This article originally appeared in Law360 on April 15, 2015

What does it mean to win? For many businesses facing commercial conflicts, it has traditionally meant attempting to destroy one’s opponent in court, whatever the cost — and, therefore, often at great cost, in terms of money, time and business disruption. And that’s if you win! Indeed, predictability is not the hallmark of our legal system and with at least two sides, there have to be losers ... often all involved. 

When I first came to MasterCard in the mid-1980s, I brought with me both a litigator’s skill set and mindset, assuming that the courtroom was the place to resolve business disputes. However, over my 13 years as MasterCard’s general counsel, and as the growing scope, risks and expense of litigation became ever more apparent, my mindset evolved. My company shared what had become the untenable choice of so many corporations — either pay the huge bill that accompanies litigation (and with no guarantee, mind you, of a resulting victory), or abandon your rights and open the corporate coffers. There had to be a better way.

Of course, certain matters required that we litigate, sometimes fiercely. But as I began to explore additional strategies, I found that I was able to resolve almost all of MasterCard’s ongoing cases through a mediation process. Often, the results we achieved by utilizing dispute resolution were more finely nuanced and tailored to our needs (and the needs of all parties) than any a judge could have handed us, and all the more so the earlier we had started the process.

Perhaps the best example was the resolution of the long-standing multidistrict class action over merchant fees for payment card transactions, involving U.S. retailers and MasterCard, Visa and most of the major financial institutions in the United States. Although this case was particularly complex and triggered a great deal of passion, through mediation we were able to reach a settlement that met the parties’ — and consumer — interests in a much more strategic and flexible way than we could have in court.

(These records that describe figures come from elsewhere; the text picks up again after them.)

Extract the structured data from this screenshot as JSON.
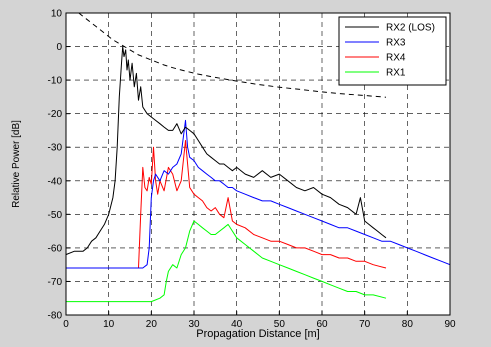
{
  "chart_data": {
    "type": "line",
    "title": "",
    "xlabel": "Propagation Distance [m]",
    "ylabel": "Relative Power [dB]",
    "xlim": [
      0,
      90
    ],
    "ylim": [
      -80,
      10
    ],
    "xticks": [
      0,
      10,
      20,
      30,
      40,
      50,
      60,
      70,
      80,
      90
    ],
    "yticks": [
      10,
      0,
      -10,
      -20,
      -30,
      -40,
      -50,
      -60,
      -70,
      -80
    ],
    "grid": true,
    "grid_style": "dashed",
    "legend_position": "top-right",
    "series": [
      {
        "name": "RX2 (LOS)",
        "color": "#000000",
        "x": [
          0,
          2,
          4,
          5,
          6,
          7,
          8,
          9,
          10,
          11,
          11.5,
          12,
          12.5,
          13,
          13.3,
          13.6,
          14,
          14.3,
          14.6,
          15,
          15.5,
          16,
          16.5,
          17,
          17.5,
          18,
          19,
          20,
          21,
          22,
          23,
          24,
          25,
          26,
          27,
          28,
          29,
          30,
          31,
          32,
          33,
          34,
          35,
          36,
          37,
          38,
          39,
          40,
          42,
          44,
          46,
          48,
          50,
          52,
          54,
          56,
          58,
          60,
          62,
          64,
          66,
          68,
          69,
          70,
          71,
          72,
          73,
          74,
          75
        ],
        "y": [
          -62,
          -61,
          -61,
          -60,
          -58,
          -57,
          -55,
          -53,
          -50,
          -45,
          -40,
          -30,
          -15,
          -5,
          0,
          -3,
          -1,
          -7,
          -4,
          -10,
          -5,
          -12,
          -8,
          -16,
          -12,
          -18,
          -20,
          -21,
          -22,
          -23,
          -24,
          -25,
          -25,
          -23,
          -26,
          -24,
          -25,
          -26,
          -28,
          -30,
          -32,
          -33,
          -34,
          -35,
          -35,
          -36,
          -37,
          -36,
          -38,
          -39,
          -37,
          -39,
          -38,
          -40,
          -42,
          -43,
          -42,
          -44,
          -45,
          -47,
          -48,
          -50,
          -45,
          -52,
          -53,
          -54,
          -55,
          -56,
          -57
        ]
      },
      {
        "name": "RX3",
        "color": "#0000ff",
        "x": [
          0,
          5,
          10,
          15,
          18,
          19,
          19.5,
          20,
          20.5,
          21,
          22,
          23,
          24,
          25,
          26,
          27,
          28,
          28.5,
          29,
          30,
          31,
          32,
          33,
          34,
          35,
          36,
          37,
          38,
          39,
          40,
          42,
          44,
          46,
          48,
          50,
          52,
          54,
          56,
          58,
          60,
          62,
          64,
          66,
          68,
          70,
          72,
          74,
          76,
          78,
          80,
          82,
          84,
          86,
          88,
          90
        ],
        "y": [
          -66,
          -66,
          -66,
          -66,
          -66,
          -65,
          -60,
          -45,
          -40,
          -38,
          -40,
          -37,
          -38,
          -36,
          -35,
          -32,
          -22,
          -30,
          -33,
          -34,
          -36,
          -37,
          -38,
          -39,
          -40,
          -40,
          -41,
          -42,
          -42,
          -43,
          -44,
          -45,
          -46,
          -46,
          -47,
          -48,
          -49,
          -50,
          -51,
          -52,
          -53,
          -54,
          -54,
          -55,
          -56,
          -57,
          -58,
          -58,
          -59,
          -60,
          -61,
          -62,
          -63,
          -64,
          -65
        ]
      },
      {
        "name": "RX4",
        "color": "#ff0000",
        "x": [
          0,
          5,
          10,
          15,
          17,
          17.5,
          18,
          18.5,
          19,
          19.5,
          20,
          20.5,
          21,
          21.5,
          22,
          23,
          24,
          25,
          26,
          27,
          28,
          29,
          30,
          31,
          32,
          33,
          34,
          35,
          36,
          37,
          38,
          39,
          40,
          42,
          44,
          46,
          48,
          50,
          52,
          54,
          56,
          58,
          60,
          62,
          64,
          66,
          68,
          70,
          72,
          75
        ],
        "y": [
          -66,
          -66,
          -66,
          -66,
          -66,
          -50,
          -36,
          -42,
          -43,
          -39,
          -41,
          -30,
          -40,
          -44,
          -40,
          -43,
          -36,
          -38,
          -43,
          -40,
          -28,
          -42,
          -44,
          -45,
          -46,
          -48,
          -49,
          -48,
          -50,
          -51,
          -45,
          -52,
          -53,
          -54,
          -56,
          -57,
          -58,
          -58,
          -59,
          -60,
          -60,
          -61,
          -62,
          -62,
          -63,
          -63,
          -64,
          -64,
          -65,
          -66
        ]
      },
      {
        "name": "RX1",
        "color": "#00ff00",
        "x": [
          0,
          5,
          10,
          15,
          20,
          22,
          23,
          23.5,
          24,
          25,
          26,
          27,
          28,
          29,
          30,
          31,
          32,
          33,
          34,
          35,
          36,
          37,
          38,
          39,
          40,
          42,
          44,
          46,
          48,
          50,
          52,
          54,
          56,
          58,
          60,
          62,
          64,
          66,
          68,
          70,
          72,
          75
        ],
        "y": [
          -76,
          -76,
          -76,
          -76,
          -76,
          -75,
          -74,
          -70,
          -67,
          -65,
          -66,
          -62,
          -60,
          -55,
          -52,
          -53,
          -54,
          -55,
          -56,
          -56,
          -55,
          -54,
          -53,
          -55,
          -57,
          -59,
          -61,
          -63,
          -64,
          -65,
          -66,
          -67,
          -68,
          -69,
          -70,
          -71,
          -72,
          -73,
          -73,
          -74,
          -74,
          -75
        ]
      },
      {
        "name": "",
        "color": "#000000",
        "dashed": true,
        "x": [
          3,
          5,
          7,
          9,
          11,
          13,
          15,
          17,
          19,
          21,
          23,
          25,
          28,
          31,
          35,
          40,
          45,
          50,
          55,
          60,
          65,
          70,
          75
        ],
        "y": [
          10,
          8,
          6,
          4,
          2,
          0.5,
          -1,
          -2.5,
          -3.5,
          -4.5,
          -5.5,
          -6.3,
          -7.3,
          -8.2,
          -9.2,
          -10.3,
          -11.3,
          -12.1,
          -12.8,
          -13.5,
          -14.1,
          -14.6,
          -15.1
        ]
      }
    ]
  }
}
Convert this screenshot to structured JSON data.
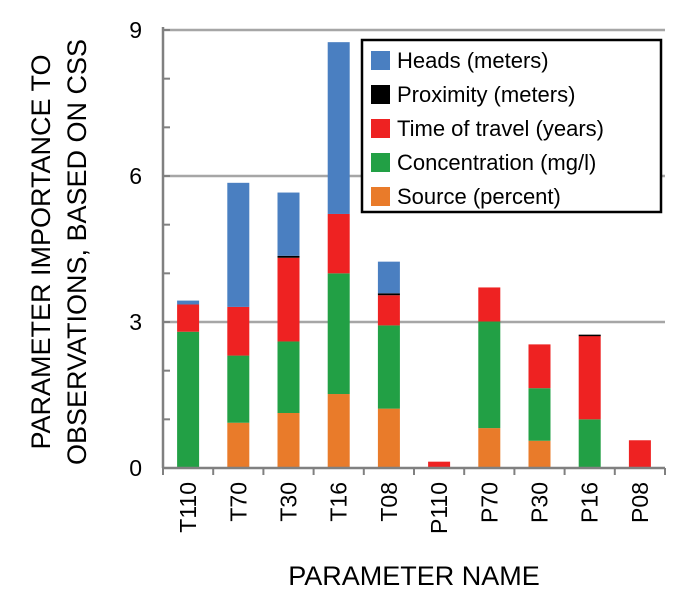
{
  "chart_data": {
    "type": "bar",
    "stacked": true,
    "categories": [
      "T110",
      "T70",
      "T30",
      "T16",
      "T08",
      "P110",
      "P70",
      "P30",
      "P16",
      "P08"
    ],
    "series": [
      {
        "name": "Source (percent)",
        "color": "#E97B2A",
        "values": [
          0,
          0.93,
          1.13,
          1.52,
          1.22,
          0,
          0.82,
          0.56,
          0,
          0
        ]
      },
      {
        "name": "Concentration (mg/l)",
        "color": "#22A045",
        "values": [
          2.8,
          1.38,
          1.47,
          2.48,
          1.71,
          0,
          2.19,
          1.08,
          1.0,
          0
        ]
      },
      {
        "name": "Time of travel (years)",
        "color": "#EE2222",
        "values": [
          0.56,
          1.0,
          1.72,
          1.22,
          0.62,
          0.13,
          0.7,
          0.9,
          1.72,
          0.57
        ]
      },
      {
        "name": "Proximity (meters)",
        "color": "#000000",
        "values": [
          0,
          0,
          0.04,
          0,
          0.04,
          0,
          0,
          0,
          0.02,
          0
        ]
      },
      {
        "name": "Heads (meters)",
        "color": "#4A7FC1",
        "values": [
          0.08,
          2.55,
          1.3,
          3.53,
          0.65,
          0,
          0,
          0,
          0,
          0
        ]
      }
    ],
    "xlabel": "PARAMETER NAME",
    "ylabel_lines": [
      "PARAMETER IMPORTANCE TO",
      "OBSERVATIONS, BASED ON CSS"
    ],
    "ylim": [
      0,
      9
    ],
    "yticks": [
      0,
      3,
      6,
      9
    ],
    "grid": true,
    "legend_position": "top-right",
    "legend_order": [
      "Heads (meters)",
      "Proximity (meters)",
      "Time of travel (years)",
      "Concentration (mg/l)",
      "Source (percent)"
    ]
  }
}
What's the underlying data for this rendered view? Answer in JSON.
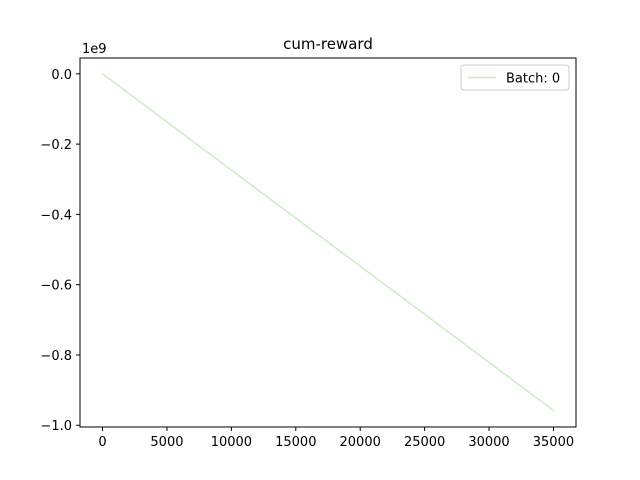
{
  "chart_data": {
    "type": "line",
    "title": "cum-reward",
    "xlabel": "",
    "ylabel": "",
    "y_offset_label": "1e9",
    "xlim": [
      -1750,
      36750
    ],
    "ylim": [
      -1.005,
      0.045
    ],
    "x_ticks": [
      0,
      5000,
      10000,
      15000,
      20000,
      25000,
      30000,
      35000
    ],
    "x_tick_labels": [
      "0",
      "5000",
      "10000",
      "15000",
      "20000",
      "25000",
      "30000",
      "35000"
    ],
    "y_ticks": [
      0.0,
      -0.2,
      -0.4,
      -0.6,
      -0.8,
      -1.0
    ],
    "y_tick_labels": [
      "0.0",
      "−0.2",
      "−0.4",
      "−0.6",
      "−0.8",
      "−1.0"
    ],
    "grid": false,
    "legend_position": "top-right",
    "series": [
      {
        "name": "Batch: 0",
        "color": "#ccebc5",
        "x": [
          0,
          35000
        ],
        "y": [
          0.0,
          -0.958
        ]
      }
    ]
  }
}
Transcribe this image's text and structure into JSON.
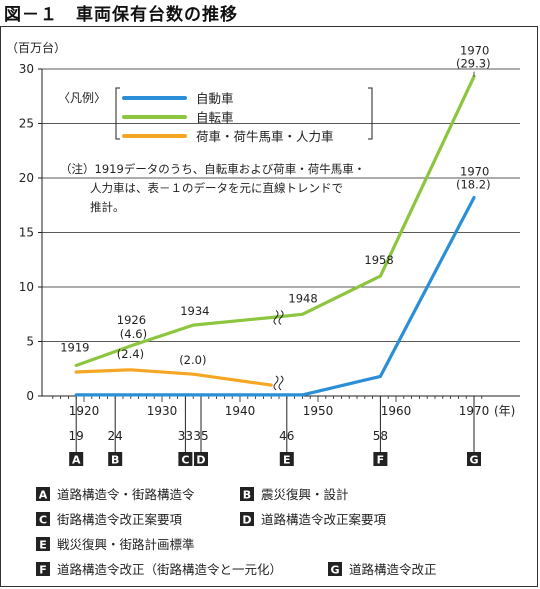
{
  "figure": {
    "title": "図－１　車両保有台数の推移",
    "unit_label": "（百万台）",
    "x_unit_label": "(年)"
  },
  "legend": {
    "open_bracket": "〈凡例〉",
    "items": [
      {
        "label": "自動車",
        "color": "#2a8fd6"
      },
      {
        "label": "自転車",
        "color": "#8cc63f"
      },
      {
        "label": "荷車・荷牛馬車・人力車",
        "color": "#f5a623"
      }
    ]
  },
  "note": {
    "lines": [
      "（注）1919データのうち、自転車および荷車・荷牛馬車・",
      "人力車は、表－１のデータを元に直線トレンドで",
      "推計。"
    ]
  },
  "chart_data": {
    "type": "line",
    "xlim": [
      1915,
      1972
    ],
    "ylim": [
      0,
      30
    ],
    "y_ticks": [
      0,
      5,
      10,
      15,
      20,
      25,
      30
    ],
    "x_ticks": [
      1920,
      1930,
      1940,
      1950,
      1960,
      1970
    ],
    "series": [
      {
        "name": "自動車",
        "color": "#2a8fd6",
        "x": [
          1919,
          1944,
          1948,
          1958,
          1970
        ],
        "y": [
          0.1,
          0.1,
          0.1,
          1.8,
          18.2
        ]
      },
      {
        "name": "自転車",
        "color": "#8cc63f",
        "x": [
          1919,
          1926,
          1934,
          1944,
          1948,
          1958,
          1970
        ],
        "y": [
          2.8,
          4.6,
          6.5,
          7.2,
          7.5,
          11.0,
          29.3
        ]
      },
      {
        "name": "荷車・荷牛馬車・人力車",
        "color": "#f5a623",
        "x": [
          1919,
          1926,
          1934,
          1944
        ],
        "y": [
          2.2,
          2.4,
          2.0,
          1.0
        ]
      }
    ],
    "annotations": [
      {
        "text": "1919",
        "x": 1919,
        "y": 2.8
      },
      {
        "text": "1926",
        "x": 1926,
        "y": 4.6
      },
      {
        "text": "(4.6)",
        "x": 1926,
        "y": 4.6
      },
      {
        "text": "1934",
        "x": 1934,
        "y": 6.5
      },
      {
        "text": "1948",
        "x": 1948,
        "y": 7.5
      },
      {
        "text": "1958",
        "x": 1958,
        "y": 11.0
      },
      {
        "text": "1970",
        "x": 1970,
        "y": 29.3
      },
      {
        "text": "(29.3)",
        "x": 1970,
        "y": 29.3
      },
      {
        "text": "1970",
        "x": 1970,
        "y": 18.2
      },
      {
        "text": "(18.2)",
        "x": 1970,
        "y": 18.2
      },
      {
        "text": "(2.4)",
        "x": 1926,
        "y": 2.4
      },
      {
        "text": "(2.0)",
        "x": 1934,
        "y": 2.0
      }
    ],
    "events": [
      {
        "year": 1919,
        "year_label": "19",
        "letter": "A"
      },
      {
        "year": 1924,
        "year_label": "24",
        "letter": "B"
      },
      {
        "year": 1933,
        "year_label": "33",
        "letter": "C"
      },
      {
        "year": 1935,
        "year_label": "35",
        "letter": "D"
      },
      {
        "year": 1946,
        "year_label": "46",
        "letter": "E"
      },
      {
        "year": 1958,
        "year_label": "58",
        "letter": "F"
      },
      {
        "year": 1970,
        "year_label": "",
        "letter": "G"
      }
    ]
  },
  "events_legend": [
    [
      {
        "letter": "A",
        "text": "道路構造令・街路構造令"
      },
      {
        "letter": "B",
        "text": "震災復興・設計"
      }
    ],
    [
      {
        "letter": "C",
        "text": "街路構造令改正案要項"
      },
      {
        "letter": "D",
        "text": "道路構造令改正案要項"
      }
    ],
    [
      {
        "letter": "E",
        "text": "戦災復興・街路計画標準"
      }
    ],
    [
      {
        "letter": "F",
        "text": "道路構造令改正（街路構造令と一元化）"
      },
      {
        "letter": "G",
        "text": "道路構造令改正"
      }
    ]
  ]
}
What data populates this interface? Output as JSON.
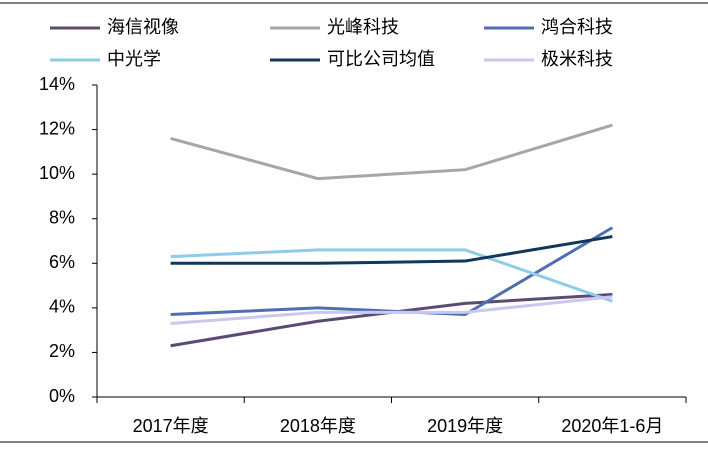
{
  "chart_data": {
    "type": "line",
    "categories": [
      "2017年度",
      "2018年度",
      "2019年度",
      "2020年1-6月"
    ],
    "series": [
      {
        "name": "海信视像",
        "color": "#5b4a72",
        "values": [
          2.3,
          3.4,
          4.2,
          4.6
        ]
      },
      {
        "name": "光峰科技",
        "color": "#a6a6a6",
        "values": [
          11.6,
          9.8,
          10.2,
          12.2
        ]
      },
      {
        "name": "鸿合科技",
        "color": "#4f6fb0",
        "values": [
          3.7,
          4.0,
          3.7,
          7.6
        ]
      },
      {
        "name": "中光学",
        "color": "#8ecde8",
        "values": [
          6.3,
          6.6,
          6.6,
          4.3
        ]
      },
      {
        "name": "可比公司均值",
        "color": "#12375c",
        "values": [
          6.0,
          6.0,
          6.1,
          7.2
        ]
      },
      {
        "name": "极米科技",
        "color": "#c9c8ee",
        "values": [
          3.3,
          3.8,
          3.8,
          4.5
        ]
      }
    ],
    "ylim": [
      0,
      14
    ],
    "yticks": [
      {
        "value": 0,
        "label": "0%"
      },
      {
        "value": 2,
        "label": "2%"
      },
      {
        "value": 4,
        "label": "4%"
      },
      {
        "value": 6,
        "label": "6%"
      },
      {
        "value": 8,
        "label": "8%"
      },
      {
        "value": 10,
        "label": "10%"
      },
      {
        "value": 12,
        "label": "12%"
      },
      {
        "value": 14,
        "label": "14%"
      }
    ],
    "legend": "top"
  }
}
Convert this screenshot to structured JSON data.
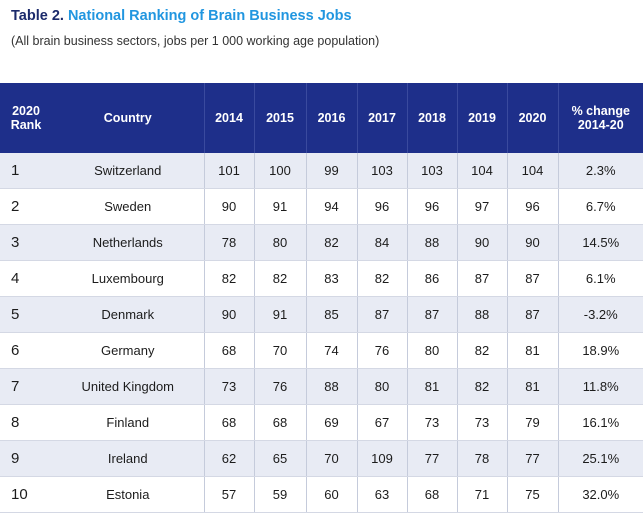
{
  "title": {
    "label": "Table 2.",
    "name": "National Ranking of Brain Business Jobs"
  },
  "subtitle": "(All brain business sectors, jobs per 1 000 working age population)",
  "table": {
    "headers": {
      "rank_line1": "2020",
      "rank_line2": "Rank",
      "country": "Country",
      "y2014": "2014",
      "y2015": "2015",
      "y2016": "2016",
      "y2017": "2017",
      "y2018": "2018",
      "y2019": "2019",
      "y2020": "2020",
      "change_line1": "% change",
      "change_line2": "2014-20"
    },
    "rows": [
      {
        "rank": "1",
        "country": "Switzerland",
        "y2014": "101",
        "y2015": "100",
        "y2016": "99",
        "y2017": "103",
        "y2018": "103",
        "y2019": "104",
        "y2020": "104",
        "change": "2.3%"
      },
      {
        "rank": "2",
        "country": "Sweden",
        "y2014": "90",
        "y2015": "91",
        "y2016": "94",
        "y2017": "96",
        "y2018": "96",
        "y2019": "97",
        "y2020": "96",
        "change": "6.7%"
      },
      {
        "rank": "3",
        "country": "Netherlands",
        "y2014": "78",
        "y2015": "80",
        "y2016": "82",
        "y2017": "84",
        "y2018": "88",
        "y2019": "90",
        "y2020": "90",
        "change": "14.5%"
      },
      {
        "rank": "4",
        "country": "Luxembourg",
        "y2014": "82",
        "y2015": "82",
        "y2016": "83",
        "y2017": "82",
        "y2018": "86",
        "y2019": "87",
        "y2020": "87",
        "change": "6.1%"
      },
      {
        "rank": "5",
        "country": "Denmark",
        "y2014": "90",
        "y2015": "91",
        "y2016": "85",
        "y2017": "87",
        "y2018": "87",
        "y2019": "88",
        "y2020": "87",
        "change": "-3.2%"
      },
      {
        "rank": "6",
        "country": "Germany",
        "y2014": "68",
        "y2015": "70",
        "y2016": "74",
        "y2017": "76",
        "y2018": "80",
        "y2019": "82",
        "y2020": "81",
        "change": "18.9%"
      },
      {
        "rank": "7",
        "country": "United Kingdom",
        "y2014": "73",
        "y2015": "76",
        "y2016": "88",
        "y2017": "80",
        "y2018": "81",
        "y2019": "82",
        "y2020": "81",
        "change": "11.8%"
      },
      {
        "rank": "8",
        "country": "Finland",
        "y2014": "68",
        "y2015": "68",
        "y2016": "69",
        "y2017": "67",
        "y2018": "73",
        "y2019": "73",
        "y2020": "79",
        "change": "16.1%"
      },
      {
        "rank": "9",
        "country": "Ireland",
        "y2014": "62",
        "y2015": "65",
        "y2016": "70",
        "y2017": "109",
        "y2018": "77",
        "y2019": "78",
        "y2020": "77",
        "change": "25.1%"
      },
      {
        "rank": "10",
        "country": "Estonia",
        "y2014": "57",
        "y2015": "59",
        "y2016": "60",
        "y2017": "63",
        "y2018": "68",
        "y2019": "71",
        "y2020": "75",
        "change": "32.0%"
      }
    ]
  },
  "colors": {
    "header_bg": "#1e2f8a",
    "title_label": "#1b2a6b",
    "title_name": "#2196e0",
    "stripe": "#e8ebf4"
  }
}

And not only is the cost to all parties a lot less, but when engaging in such mediation efforts, our business relationships were much more likely to be preserved — or at least not irretrievably destroyed, as is so often the case in “scorched earth” litigation.

If they are not already doing so, I firmly believe that the most evolved and innovative business leaders will soon similarly be concluding that there has to be a better way. They will increasingly understand the value of both litigating aggressively when warranted, but also of seeking alternatives (whether it be mediation, arbitration or otherwise) that might resolve disputes more quickly, less disruptively and at significantly lower cost.

More and more, prior litigants are finding themselves pleasantly surprised by processes that focus more flexibly on addressing their subjective needs, as opposed to purely formal legal rights and obligations. And resolutions that address the interests of the parties, as opposed to purely a redress of legal rights, give rise to better solutions and better long-term relationships. Increasingly, adversaries today are joint venture partners tomorrow, or working together to pursue common goals or respond to industry threats such as cyberattacks or challenges such as adverse regulation.

Companies’ general and other in-house counsel are realizing that, in order to be effective in today’s commercial climate, they must transform themselves into effective business enablers, focused on finding practical and creative business solutions that get everyone to “yes.” Indeed,  companies’ outside law firms, or at least those that are progressive-minded, are realizing that serving their clients at the highest levels requires embracing dispute resolution outside of the courtroom as an integral  part of the process.

And it doesn’t stop there. In a speech he gave recently, at the International Institute for Conflict Prevention & Resolution’s annual meeting, author and former Boston University School of Law professor Eric Green referred to developments pointing to a broader societal and evolutionary change through three primary stages of conflict resolution: primitive, adjudicatory and, finally, consensual, which he also refers to as “Stage III.” “The tide,” as they say, “is a turnin’.”

Sure, everyone loves to be the sole winner but an effective mediation will often lead to a win-win resolution. Even when it can’t, forward-thinking business leaders understand that commercial conflict resolution is no longer simply a game of winning or losing. Whether it be the ability to remove distractions and focus on innovation and revenue, the positive reaction from the investment community that derives from addressing uncertainties, or simply the significant save on legal spend, there is almost always a clear benefit in simply moving on, finding a mutually acceptable solution (and the sooner the better).

This is an exciting time. As the business community continues to recognize and embrace dispute resolution as a priority, it is potentially freeing up millions to be spent on jobs and innovation, instead of legal fees. More profoundly, as they make a thoughtful approach to dispute resolution the norm instead of an “alternative,” business leaders are collectively furthering the cause of corporate social responsibility and changing the tenor of how global business is conducted. This benefits not only their companies, but society as a whole. By any definition, surely, a resounding victory.